A menção aos últimos dias de um príncipe e sua princesa sem voz nos leva a entender que o mais recente trabalho de Guillermo del Toro (diretor de filmes como O Labirinto do Fauno e Círculo de Fogo) será uma fábula, uma alegoria fantástica. Ao decorrer da história, percebemos que o interesse do governo americano em uma criatura amazônica está vinculado à corrida espacial que os EUA concorriam (e perdiam) com a União Soviética. O aprisionamento e o estudo desse exótico ser, meio humano meio anfíbio, poderiam ajudar no desenvolvimento de tecnologias que permitissem uma estadia mais prolongada dos astronautas no espaço sideral. Era a trama fantasiosa se aproximando do mundo real.
Num dos laboratórios onde esse experimento era conduzido trabalhava Elisa (Sally Hawkins, de Blue Jasmine, As Aventuras de Paddington e Paddington 2). Faxineira e deficiente afônica, ela trabalhava no período noturno no local e tinha em Zelda (Octavia Spencer, de Histórias Cruzadas, Fruitvale Station – A Última Parada e Estrelas Além do Tempo) a sua única amiga no trabalho. O emprego era parte de um dia-a-dia que Elisa vivia sem alteração alguma já há algum bom tempo. Ao retratar esses afazeres costumeiros, o filme também estabelece os principais cenários pelos quais a protagonista frequenta e nos quais a história se desenrolará. Outro fator importante em A Forma da Água que pode ser notado nesses momentos iniciais é o investimento da direção de arte na predominância dos tons de verde em todo o filme, oriundo do tom esverdeado da água que abrigava a criatura.
A rotina de Elisa se altera drasticamente ao entrar em contato com o animal-cobaia (vivido por Doug Jones, parceiro recorrente na filmografia de Del Toro e da série Star Trek: Discovery). Uma relação que se estreita ainda mais quando ela o vê sendo torturado por Richard Strickland (Michael Shannon, de Batman vs Superman: A Origem da Justiça e do ainda inédito 12 Heróis), funcionário do governo responsável por comandar as pesquisas com requintes de crueldade. Ao testemunhar a forma injusta com que a criatura é tratada, Elisa planeja uma forma de retirá-la do seu cativeiro com a ajuda de Giles (Richard Jenkins, de Queime Depois de Ler e Deixe-me Entrar), seu amigo e artista plástico com quem dividia o apartamento. Forças soviéticas, por meio do agente infiltrado Robert Hoffstetler (Michael Stuhlbarg, de Me Chame Pelo Seu Nome e The Post: A Guerra Secreta) também planejavam, a sua maneira, roubar o monstro da Amazônia.

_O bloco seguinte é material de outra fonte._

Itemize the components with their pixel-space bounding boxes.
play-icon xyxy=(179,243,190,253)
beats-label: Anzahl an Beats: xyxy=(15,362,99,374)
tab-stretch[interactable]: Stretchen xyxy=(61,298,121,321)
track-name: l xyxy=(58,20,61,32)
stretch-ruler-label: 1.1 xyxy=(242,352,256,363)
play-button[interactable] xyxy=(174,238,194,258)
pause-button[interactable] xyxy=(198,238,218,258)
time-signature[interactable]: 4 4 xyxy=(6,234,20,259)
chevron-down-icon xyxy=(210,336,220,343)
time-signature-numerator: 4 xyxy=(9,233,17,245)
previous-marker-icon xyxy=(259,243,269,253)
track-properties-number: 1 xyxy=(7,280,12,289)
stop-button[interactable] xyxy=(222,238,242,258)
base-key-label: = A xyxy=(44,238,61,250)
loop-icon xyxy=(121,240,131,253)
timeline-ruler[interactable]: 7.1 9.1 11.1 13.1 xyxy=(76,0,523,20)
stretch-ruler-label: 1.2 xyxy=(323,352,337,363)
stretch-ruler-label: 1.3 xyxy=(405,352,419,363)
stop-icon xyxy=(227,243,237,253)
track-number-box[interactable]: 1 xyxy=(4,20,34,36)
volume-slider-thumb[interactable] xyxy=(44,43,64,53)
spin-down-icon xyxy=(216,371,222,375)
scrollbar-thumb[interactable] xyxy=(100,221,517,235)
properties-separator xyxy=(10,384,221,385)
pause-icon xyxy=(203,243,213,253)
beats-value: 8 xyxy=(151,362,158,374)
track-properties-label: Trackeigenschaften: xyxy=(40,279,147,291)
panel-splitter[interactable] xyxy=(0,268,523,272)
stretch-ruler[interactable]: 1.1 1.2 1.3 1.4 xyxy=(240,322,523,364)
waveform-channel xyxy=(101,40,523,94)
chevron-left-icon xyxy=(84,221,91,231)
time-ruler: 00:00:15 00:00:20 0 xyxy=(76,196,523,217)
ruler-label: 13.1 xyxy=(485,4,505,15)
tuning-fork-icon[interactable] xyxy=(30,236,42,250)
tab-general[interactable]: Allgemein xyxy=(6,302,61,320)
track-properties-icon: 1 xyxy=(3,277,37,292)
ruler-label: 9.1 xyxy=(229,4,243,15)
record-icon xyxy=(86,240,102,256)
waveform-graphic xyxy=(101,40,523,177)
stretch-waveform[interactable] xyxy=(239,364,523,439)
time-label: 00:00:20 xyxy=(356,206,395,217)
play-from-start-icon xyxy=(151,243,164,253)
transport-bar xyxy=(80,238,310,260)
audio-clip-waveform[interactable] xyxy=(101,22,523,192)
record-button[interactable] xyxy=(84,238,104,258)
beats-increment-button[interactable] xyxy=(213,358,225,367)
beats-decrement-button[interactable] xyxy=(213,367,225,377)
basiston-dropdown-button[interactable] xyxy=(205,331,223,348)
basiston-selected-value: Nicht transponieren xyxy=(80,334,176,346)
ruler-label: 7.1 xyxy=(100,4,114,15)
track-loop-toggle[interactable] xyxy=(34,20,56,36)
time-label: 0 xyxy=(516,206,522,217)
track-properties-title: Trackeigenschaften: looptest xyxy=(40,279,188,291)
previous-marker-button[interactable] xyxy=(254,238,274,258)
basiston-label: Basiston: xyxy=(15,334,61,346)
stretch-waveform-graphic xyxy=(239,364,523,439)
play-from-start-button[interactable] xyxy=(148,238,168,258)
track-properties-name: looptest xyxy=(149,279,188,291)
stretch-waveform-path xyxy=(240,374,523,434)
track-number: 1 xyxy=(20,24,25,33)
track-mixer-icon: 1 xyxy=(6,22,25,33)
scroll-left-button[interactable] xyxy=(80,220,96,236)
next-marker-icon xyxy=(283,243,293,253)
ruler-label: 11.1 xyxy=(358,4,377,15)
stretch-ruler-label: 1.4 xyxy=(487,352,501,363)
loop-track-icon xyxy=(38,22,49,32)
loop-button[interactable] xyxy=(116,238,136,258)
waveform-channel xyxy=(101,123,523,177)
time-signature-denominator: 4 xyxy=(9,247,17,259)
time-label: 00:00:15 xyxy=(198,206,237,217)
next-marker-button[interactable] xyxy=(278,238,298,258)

A Forma da Água tem a estrutura clássica da história de amores impossíveis. Uma versão menos romantizada de A Bela e a Fera já que utiliza de uma violência pontual e repentina com o claro intuito de chocar os corações mais incautos, já que não há valor narrativo para a forma como ela é empregada por Guillermo del Toro ou até mesmo a nudez. A “estrutura clássica” também se estende aos personagens que, do início ao fim, não extrapolam os limites de seus espectros de bondade/maldade (com a exceção do personagem de Doug Jones que se encaixa no “selvagem”).
Complicado definir onde A Forma da Água quer se inserir como história. Tem o ser fantástico, a narração em off (e toda a aura de contos de fada que já vem embutida nessa ferramenta narrativa), mas não é propriamente uma história de fantasia. Acrescenta elementos reais da história humana (como a Guerra Fria), mas em certos momentos abusa da suspensão de crença para que a trama efetivamente funcione. Um mega ponto de interrogação surge, por exemplo, quando os dois amantes conseguem inundar um banheiro, algo fisicamente impossível pelo modo como o fizeram. Importância social? O racismo, o preconceito contra a opção sexual são mencionados sem ter um único argumento desenvolvido. Nem a pouca difundida discussão do “o que é sagrado?” – que reúne toda a presunção possível humana ao determinar que a suposta existência de um criador é feita à sua imagem e semelhança – não ganha mais do que dois minutos em tela.
Essa indefinição temática é o que mais incomoda em A Forma da Água. Uma indecisão de onde o filme quer realmente se firmar: o mundo fantástico ou o mundo real? Sem conseguir estabelecer uma premissa convincente, ainda há um roteiro que levanta várias bandeiras, mas não oferece (ou simplesmente não quer abrir) espaço para debater os próprios assuntos que propõe. Assim, somos apresentados a um filme que não traz nada de substancial ao espectador e cuja história acaba se perdendo em suas próprias ambições e indefinições.